Satellite footage of missile site struck in Syria
ISI intelligence released satellite images of the complex in Syria, believed to be an Iranian missile production facility, that suffered an airstrike Saturday, believed to be by Israel; site assumed to be producing more precise missiles but no warheads.
Satellite images released Sunday by Israeli intelligence company ImageSatInternational (ISI) show the results of the airstrike on a military complex in Syria, attributed by foreign media to the Israeli Air Force, on Saturday.
The site is believed to be related to Iranian ambitions to produce precise surface-to-surface missiles on Syrian soil. The images show S-300 anti-aircraft batteries operated by the Assad regime as well as an S-400 battery operated by the Russian military assisting the regime.

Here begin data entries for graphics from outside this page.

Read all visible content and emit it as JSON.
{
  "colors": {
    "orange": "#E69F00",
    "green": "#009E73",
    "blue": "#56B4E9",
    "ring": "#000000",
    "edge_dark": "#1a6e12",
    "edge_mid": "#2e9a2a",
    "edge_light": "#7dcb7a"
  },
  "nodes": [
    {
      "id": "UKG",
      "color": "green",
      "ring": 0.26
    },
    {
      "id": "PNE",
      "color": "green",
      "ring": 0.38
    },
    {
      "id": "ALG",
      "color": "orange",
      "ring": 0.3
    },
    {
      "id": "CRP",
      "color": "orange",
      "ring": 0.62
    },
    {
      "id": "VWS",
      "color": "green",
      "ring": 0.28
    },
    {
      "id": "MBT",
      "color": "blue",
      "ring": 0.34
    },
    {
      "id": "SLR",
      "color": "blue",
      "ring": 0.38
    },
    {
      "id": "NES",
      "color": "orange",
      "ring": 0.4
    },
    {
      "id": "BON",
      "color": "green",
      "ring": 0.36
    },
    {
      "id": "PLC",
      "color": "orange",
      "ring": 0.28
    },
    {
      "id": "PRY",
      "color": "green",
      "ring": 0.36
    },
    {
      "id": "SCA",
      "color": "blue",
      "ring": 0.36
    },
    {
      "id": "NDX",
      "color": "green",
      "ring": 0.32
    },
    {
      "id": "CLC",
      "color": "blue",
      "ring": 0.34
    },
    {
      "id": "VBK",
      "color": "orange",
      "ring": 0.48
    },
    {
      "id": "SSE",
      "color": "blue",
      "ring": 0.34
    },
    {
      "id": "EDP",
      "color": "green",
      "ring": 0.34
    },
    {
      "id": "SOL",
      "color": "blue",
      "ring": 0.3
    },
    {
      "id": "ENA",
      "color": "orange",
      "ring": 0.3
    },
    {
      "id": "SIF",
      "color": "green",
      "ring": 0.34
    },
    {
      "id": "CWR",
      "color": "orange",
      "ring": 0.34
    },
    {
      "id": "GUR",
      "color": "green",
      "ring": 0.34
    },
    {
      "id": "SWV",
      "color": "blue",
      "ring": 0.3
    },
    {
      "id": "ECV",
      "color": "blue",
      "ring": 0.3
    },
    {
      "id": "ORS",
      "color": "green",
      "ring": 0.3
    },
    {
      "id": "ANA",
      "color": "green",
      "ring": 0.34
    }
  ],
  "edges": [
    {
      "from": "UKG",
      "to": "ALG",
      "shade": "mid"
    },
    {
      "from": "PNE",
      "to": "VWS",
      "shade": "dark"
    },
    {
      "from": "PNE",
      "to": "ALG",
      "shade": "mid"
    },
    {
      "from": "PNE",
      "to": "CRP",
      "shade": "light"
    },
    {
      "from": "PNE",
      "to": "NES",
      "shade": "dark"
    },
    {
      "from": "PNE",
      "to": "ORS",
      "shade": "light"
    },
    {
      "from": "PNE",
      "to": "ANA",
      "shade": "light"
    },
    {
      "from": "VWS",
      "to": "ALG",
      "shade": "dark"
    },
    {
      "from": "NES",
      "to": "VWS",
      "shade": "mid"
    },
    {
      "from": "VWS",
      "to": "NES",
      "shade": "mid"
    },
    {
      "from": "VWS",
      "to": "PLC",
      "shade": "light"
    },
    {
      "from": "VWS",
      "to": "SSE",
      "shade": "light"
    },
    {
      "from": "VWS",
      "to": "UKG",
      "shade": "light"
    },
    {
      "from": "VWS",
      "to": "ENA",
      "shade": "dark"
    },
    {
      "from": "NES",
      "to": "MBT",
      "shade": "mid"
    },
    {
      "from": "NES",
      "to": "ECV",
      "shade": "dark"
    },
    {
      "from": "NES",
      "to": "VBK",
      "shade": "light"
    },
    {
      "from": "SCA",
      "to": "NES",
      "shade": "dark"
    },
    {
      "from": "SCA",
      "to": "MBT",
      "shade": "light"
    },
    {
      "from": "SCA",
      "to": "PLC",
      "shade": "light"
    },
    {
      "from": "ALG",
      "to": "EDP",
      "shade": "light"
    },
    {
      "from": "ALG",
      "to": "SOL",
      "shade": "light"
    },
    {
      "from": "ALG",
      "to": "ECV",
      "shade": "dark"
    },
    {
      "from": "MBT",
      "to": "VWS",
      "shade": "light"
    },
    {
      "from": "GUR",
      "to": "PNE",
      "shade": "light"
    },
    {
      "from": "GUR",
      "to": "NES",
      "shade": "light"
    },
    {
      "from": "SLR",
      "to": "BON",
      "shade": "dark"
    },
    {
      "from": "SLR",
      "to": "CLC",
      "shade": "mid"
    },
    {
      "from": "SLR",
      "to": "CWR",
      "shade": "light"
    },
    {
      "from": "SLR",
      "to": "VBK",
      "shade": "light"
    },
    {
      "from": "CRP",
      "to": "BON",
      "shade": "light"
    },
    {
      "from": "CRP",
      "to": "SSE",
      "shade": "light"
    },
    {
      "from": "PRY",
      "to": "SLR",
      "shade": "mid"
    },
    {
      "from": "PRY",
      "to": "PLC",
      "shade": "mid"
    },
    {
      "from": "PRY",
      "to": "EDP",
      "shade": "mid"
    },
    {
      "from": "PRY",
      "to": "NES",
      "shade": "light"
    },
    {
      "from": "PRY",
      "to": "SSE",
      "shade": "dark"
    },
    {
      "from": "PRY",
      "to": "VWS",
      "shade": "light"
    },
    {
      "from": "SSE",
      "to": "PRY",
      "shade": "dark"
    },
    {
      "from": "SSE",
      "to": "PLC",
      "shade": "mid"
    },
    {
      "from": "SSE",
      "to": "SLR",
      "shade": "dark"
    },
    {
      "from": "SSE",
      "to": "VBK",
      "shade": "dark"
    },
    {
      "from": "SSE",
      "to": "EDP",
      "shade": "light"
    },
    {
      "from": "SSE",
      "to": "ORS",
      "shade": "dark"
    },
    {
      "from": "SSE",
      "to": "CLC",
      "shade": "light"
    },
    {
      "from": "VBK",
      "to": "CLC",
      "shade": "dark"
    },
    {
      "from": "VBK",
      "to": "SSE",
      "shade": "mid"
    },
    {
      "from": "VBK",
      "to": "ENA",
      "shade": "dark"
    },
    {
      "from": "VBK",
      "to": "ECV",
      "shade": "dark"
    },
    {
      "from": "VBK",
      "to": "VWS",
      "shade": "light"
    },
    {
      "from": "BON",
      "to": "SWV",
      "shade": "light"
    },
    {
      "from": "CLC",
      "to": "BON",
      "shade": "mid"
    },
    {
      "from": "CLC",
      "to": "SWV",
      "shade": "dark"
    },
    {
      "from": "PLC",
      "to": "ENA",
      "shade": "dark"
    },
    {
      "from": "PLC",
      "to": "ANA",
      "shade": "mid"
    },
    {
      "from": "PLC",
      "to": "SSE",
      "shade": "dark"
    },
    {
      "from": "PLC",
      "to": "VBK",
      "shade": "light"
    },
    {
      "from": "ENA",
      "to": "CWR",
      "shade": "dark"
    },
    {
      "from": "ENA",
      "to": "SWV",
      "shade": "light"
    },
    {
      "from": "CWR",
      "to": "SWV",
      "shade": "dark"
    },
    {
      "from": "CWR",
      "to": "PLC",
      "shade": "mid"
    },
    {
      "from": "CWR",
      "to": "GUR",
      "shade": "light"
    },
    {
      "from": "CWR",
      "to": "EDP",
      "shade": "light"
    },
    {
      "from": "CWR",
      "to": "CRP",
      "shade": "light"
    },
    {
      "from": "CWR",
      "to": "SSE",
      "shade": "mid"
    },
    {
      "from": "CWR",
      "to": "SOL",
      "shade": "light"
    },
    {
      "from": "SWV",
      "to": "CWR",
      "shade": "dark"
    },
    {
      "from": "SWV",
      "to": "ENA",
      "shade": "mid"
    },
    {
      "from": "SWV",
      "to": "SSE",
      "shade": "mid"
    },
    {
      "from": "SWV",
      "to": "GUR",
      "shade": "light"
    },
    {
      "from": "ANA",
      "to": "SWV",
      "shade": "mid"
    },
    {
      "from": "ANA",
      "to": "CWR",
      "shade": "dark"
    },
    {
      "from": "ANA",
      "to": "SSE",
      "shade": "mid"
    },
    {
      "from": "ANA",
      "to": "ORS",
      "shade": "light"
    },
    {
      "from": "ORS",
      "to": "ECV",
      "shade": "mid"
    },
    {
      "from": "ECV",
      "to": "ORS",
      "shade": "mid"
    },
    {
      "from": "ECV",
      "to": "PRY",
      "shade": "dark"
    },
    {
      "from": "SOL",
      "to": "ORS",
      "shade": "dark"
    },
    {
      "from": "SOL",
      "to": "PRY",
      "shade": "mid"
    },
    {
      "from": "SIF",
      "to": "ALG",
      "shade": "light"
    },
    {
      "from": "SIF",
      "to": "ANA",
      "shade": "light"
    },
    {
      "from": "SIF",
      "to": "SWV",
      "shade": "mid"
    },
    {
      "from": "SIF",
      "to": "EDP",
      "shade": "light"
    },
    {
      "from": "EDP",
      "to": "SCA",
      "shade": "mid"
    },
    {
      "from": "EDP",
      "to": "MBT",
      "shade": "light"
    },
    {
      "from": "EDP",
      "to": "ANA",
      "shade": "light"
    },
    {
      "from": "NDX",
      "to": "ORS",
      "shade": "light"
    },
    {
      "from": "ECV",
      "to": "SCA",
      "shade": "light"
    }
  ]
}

The report by ISI states that the site that was struck is indeed a missile production facility and can be used to assemble missile parts and improve their accuracy.
The report also states that the site lacks facilities for the manufacture of missile engines or warheads, as no reinforced structures were observed.
The site was built during the years 2014-2016 on the western section of a Syrian military base and is isolated by a wall.
Entrance to the site is through the base, but it could not be verified who actually controls it, Iranian or Syrian forces.
It is possible that the base surrounding the complex is for the purpose of disguising the true use of the site. The industrial structures were completely destroyed and other buildings suffered damage as well from the explosions. "All of the equipment inside the structures were completely destroyed," according to the ISI report.
Syrian opposition forces claim that 17 people were injured in the strike including Syrians and Iranian militia personnel. Casualties were reported as well.
Israel is determined to prevent Iran from expanding its military presence in Syria and is especially concerned with Iran's efforts to manufacture highly precise missiles in Syria, which, if launched, can hit Israeli targets in minutes. Iranian militias are also known to be operating in proximity to Israel's northern border including the Syrian section of the Golan Heights.